INTERNATIONAL ARBITRATION TRIBUNAL

in the Matter of

Quality Manufacturing, Ltd.      Claimant


Carlson Heating & Air Conditioning Co.      Respondent


ORDER

The Claimant, Quality Manufacturing, Ltd., has served on the Respondent, Carlson Heating & Air Conditioning Co., with copies to the Tribunal, a notice to produce documents dated 20 July 1995. In the said notice the Claimant has requested the Tribunal to order the Respondent to furnish the Claimant within a reasonable period of time to be fixed by the Tribunal with the following documents:

1) all work assignments of Mr. Thomas Winslow during the period 5 July 1993 to 2 August 1993, including location of the job and technical description of actual work done; and

2) all records of communications with Eastinghouse Manufacturers, Inc. during the period 15 January 1993 to 5 August 1993 that might be relevant to the contract of 2 August 1993 between CARLSON and Eastinghouse in which Eastinghouse contracted to supply the combination heating/air conditioning units for installation in the residential complex under construction by Mediterraneo Construction Co., including letters, faxes and other written forms of communication sent and received and memoranda recording telephone calls and face to face conversations.

The Respondent served on the Claimant, with copies to the Tribunal, a response to the notice to produce documents dated 6 September 1995 in which Respondent requested the Tribunal to reject Claimant's request.

The Tribunal has discussed the matter in a conference call. It finds that it is unprepared to rule on the request in the present state of the arbitration. In order to make such a ruling, the Tribunal would need to be clear as to three points:

1) the legal, as well as factual, basis for Claimant's claim and Respondent's defense to that claim:

2) the relevance of the requested documents to either Claimant's claim or to Claimant's resistance to Respondent's defense; and

3) if the requested documents are relevant to either Claimant's claim or to Claimant's resistance to Respondent's defense, the legality and appropriateness of ordering Respondent to make them available to Claimant.
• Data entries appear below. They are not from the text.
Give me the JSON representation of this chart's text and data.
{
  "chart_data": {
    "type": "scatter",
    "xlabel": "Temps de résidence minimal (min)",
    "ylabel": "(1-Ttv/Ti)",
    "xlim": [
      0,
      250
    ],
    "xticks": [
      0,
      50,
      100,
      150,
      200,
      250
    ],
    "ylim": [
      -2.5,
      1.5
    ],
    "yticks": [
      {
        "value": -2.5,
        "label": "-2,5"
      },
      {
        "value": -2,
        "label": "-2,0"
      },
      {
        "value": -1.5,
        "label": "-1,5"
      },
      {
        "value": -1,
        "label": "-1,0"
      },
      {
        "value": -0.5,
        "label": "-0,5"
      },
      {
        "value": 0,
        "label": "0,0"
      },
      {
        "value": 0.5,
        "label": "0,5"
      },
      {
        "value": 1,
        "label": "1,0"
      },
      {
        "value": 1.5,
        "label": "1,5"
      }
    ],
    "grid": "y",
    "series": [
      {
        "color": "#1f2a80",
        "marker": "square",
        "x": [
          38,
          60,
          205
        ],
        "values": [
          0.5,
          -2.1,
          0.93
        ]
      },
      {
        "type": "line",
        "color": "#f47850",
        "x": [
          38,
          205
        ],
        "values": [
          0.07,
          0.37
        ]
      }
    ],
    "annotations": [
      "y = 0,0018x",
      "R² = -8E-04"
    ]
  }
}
The pleadings in the case so far do not permit the Tribunal to rule on the notice to produce documents. Therefore, the Tribunal has authorized me as President to issue the following ruling:

THE PRESIDENT OF THE TRIBUNAL,

Acting under authority of Article 27(2) of the American Arbitration Association International Arbitration Rules, orders both parties to prepare memoranda instructing the Tribunal on the three points set out above.

The Claimant's memorandum in 30 copies shall be submitted to the registry of the Tribunal by 6 December 1995.

The Respondent's memorandum in 30 copies shall be submitted to the registry of the Tribunal by 14 February 1996.

If, on the basis of the written memoranda, the Tribunal determines that it wishes to hear oral arguments in regard to any matter raised in the memoranda, the arguments will be scheduled during the period 27 to 31 March 1996 at the premises of the Danubian Arbitration Centre.